Alors, vous venez la, chaque jour, parfois deux fois par jour, vous mettez une demi-heure à acheter une demi baguette étant donné que vous rencontrez, ici, vos amies. C'est normal, elles aussi, elles n'ont que ça à foutre...

PUTAIN, VOUS FAITES TELLEMENT CHIER CHEZ VOUS? CA PUE LE RENFERMÉ OU QUOI DANS VOS BEAUX APPARTEMENTS!?

Alors, oui, ce jeune homme est entré, et oui je lui ai demandé ce qu'il voulait. OUI, il passe avant vous. NON, je ne respecte pas les anciens débris de votre genre. Je ne vous ai jamais respecté, mais, maintenant je vous le dis :  « VOUS ME SAOULEZ, VOUS M’EMMERDEZ! »

Retrouvant son calme et son sourire, après une brève respiration, elle s'adresse a Sam:

"Et pour le jeune homme, ça sera?"

Merde, on peut dire qu'elle a du cran cette fille.

Il est subjugué.

Le petit troupeau de vieilles, offusqué, trépigne sur place. Elles non plus, n'en reviennent pas. Elles sont outrées, choquées, touchées en plein coeur.
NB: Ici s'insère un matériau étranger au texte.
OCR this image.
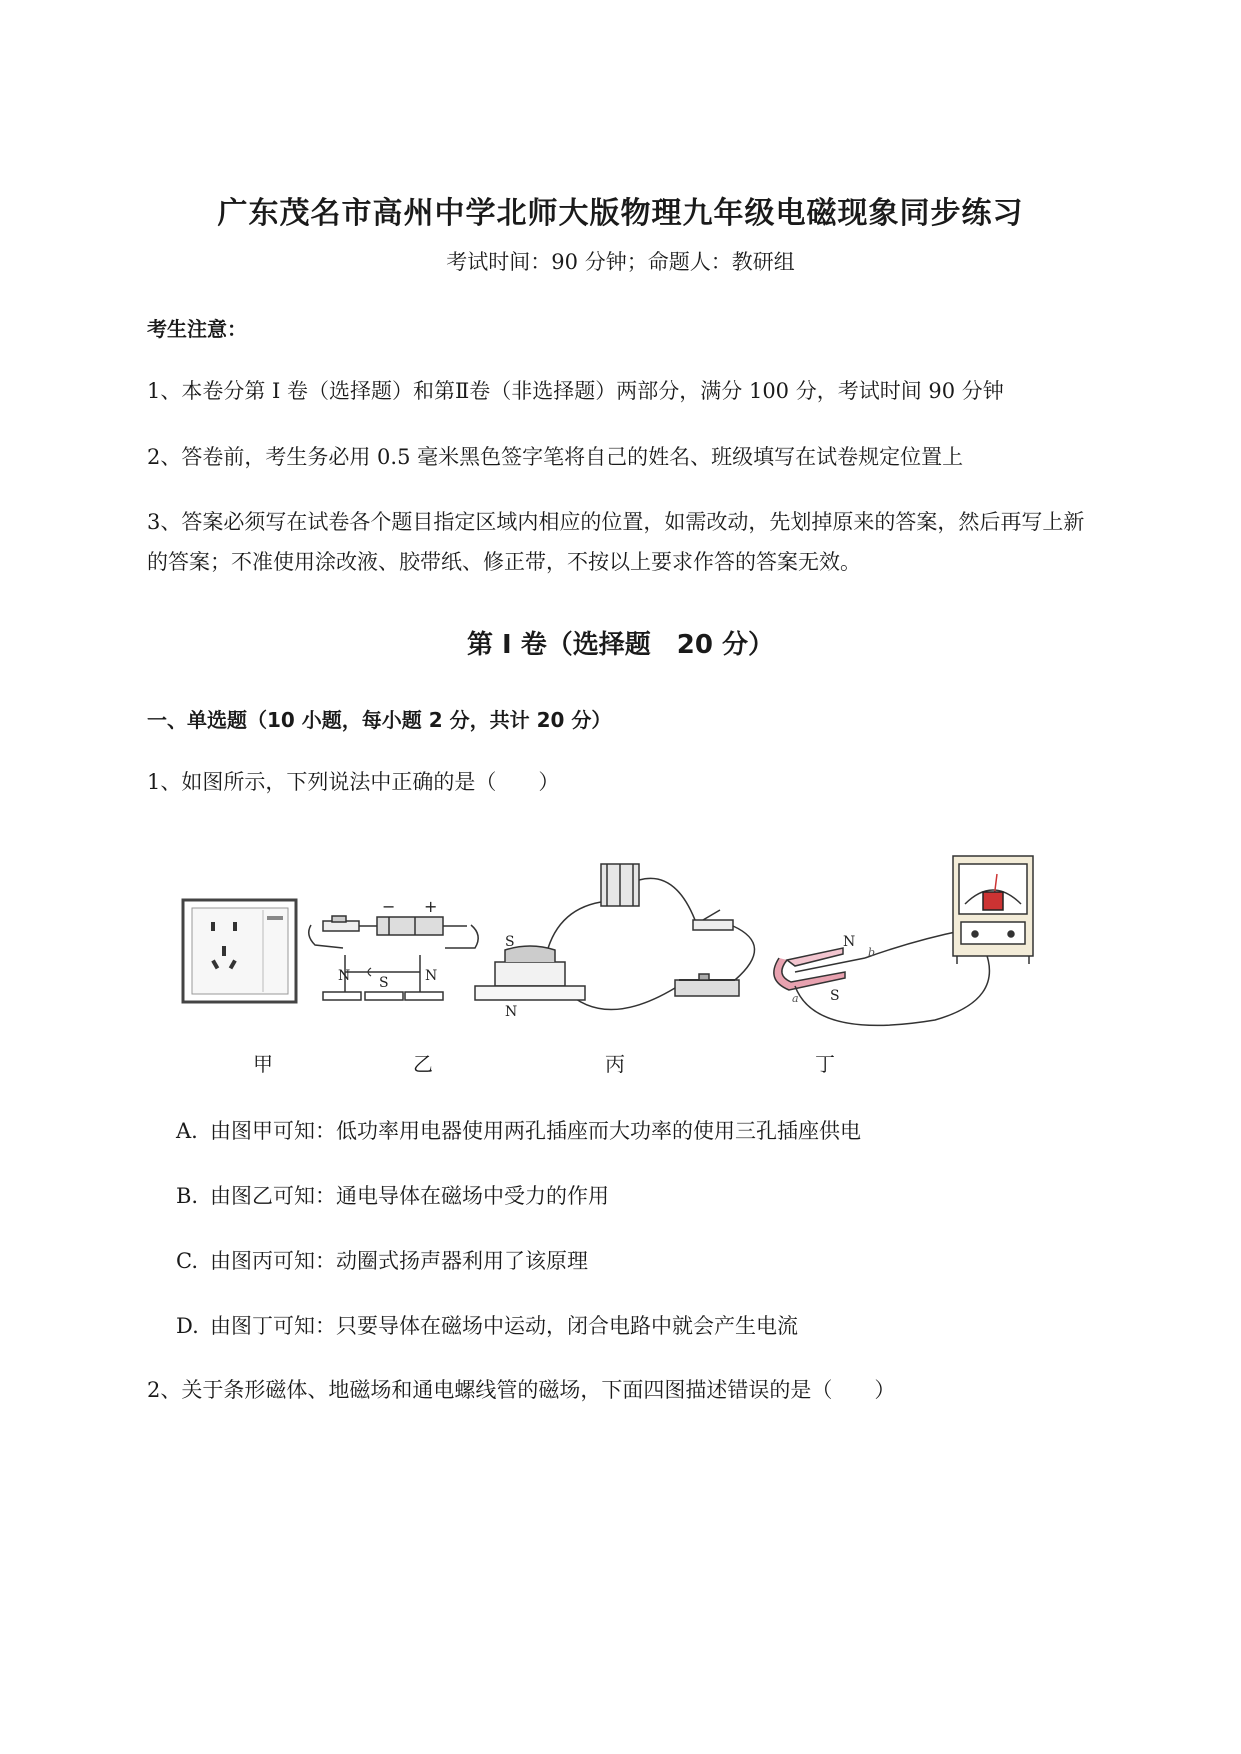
广东茂名市高州中学北师大版物理九年级电磁现象同步练习
考试时间：90 分钟；命题人：教研组
考生注意：
1、本卷分第 I 卷（选择题）和第Ⅱ卷（非选择题）两部分，满分 100 分，考试时间 90 分钟
2、答卷前，考生务必用 0.5 毫米黑色签字笔将自己的姓名、班级填写在试卷规定位置上
3、答案必须写在试卷各个题目指定区域内相应的位置，如需改动，先划掉原来的答案，然后再写上新
的答案；不准使用涂改液、胶带纸、修正带，不按以上要求作答的答案无效。
第 I 卷（选择题　20 分）
一、单选题（10 小题，每小题 2 分，共计 20 分）
1、如图所示，下列说法中正确的是（　　）
− +
N S	N
S
N
N
S
a
b
甲	乙	丙	丁
A. 由图甲可知：低功率用电器使用两孔插座而大功率的使用三孔插座供电
B. 由图乙可知：通电导体在磁场中受力的作用
C. 由图丙可知：动圈式扬声器利用了该原理
D. 由图丁可知：只要导体在磁场中运动，闭合电路中就会产生电流
2、关于条形磁体、地磁场和通电螺线管的磁场，下面四图描述错误的是（　　）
Ignorant les japissements et la consternation des clientes du troisième âge qui n'en finissaient pas, la caissière, réitère sa demande a notre Samuel qui, ayant eu une courte nuit, commence a sortir de son mutisme pour bafouiller ceci:

 " Je vou... je vou... heu... je voudrais des croi... des croissants, s'il vous plaît..

- Bien sur, hurle-t-elle afin de couvrir les braillements de protestation des mamies. Des croissants. Vous avez de la chance, aujourd'hui c'est la maison qui offre. Vous avez entendu, les grand-mères?"

Et, elle commence a prélever les croissants de la vitrine pour les ranger dans un grand sac a pain. Elle dévalise, tranquillement, le stock de croissants, beurre et sans beurre. Alors qu'elle attrape le dernier, une des clientes apostrophée, prend un air solennel et la parole:

" Mademoiselle, je ne sais pas si c'est sous l'effet de consommation de drogues ou si vous avez réellement des problèmes, mais sachez que votre attitude est inadmissible et que vous entendrez parler de moi, Mme Veuve Ikalevinsky, Simone.

- Ah, ouais, ben moi je ne sais pas si c'est l'excès de connerie ou de vieillesse qui vous ronge, mais, je peux vous dire que vous n'entendrez plus parler de moi. Je démissionne, je me tire... Marre de supporter des mamies toutes la journée pour un salaire de misère. Alors, ciao les vioques. Bonjour chez vous."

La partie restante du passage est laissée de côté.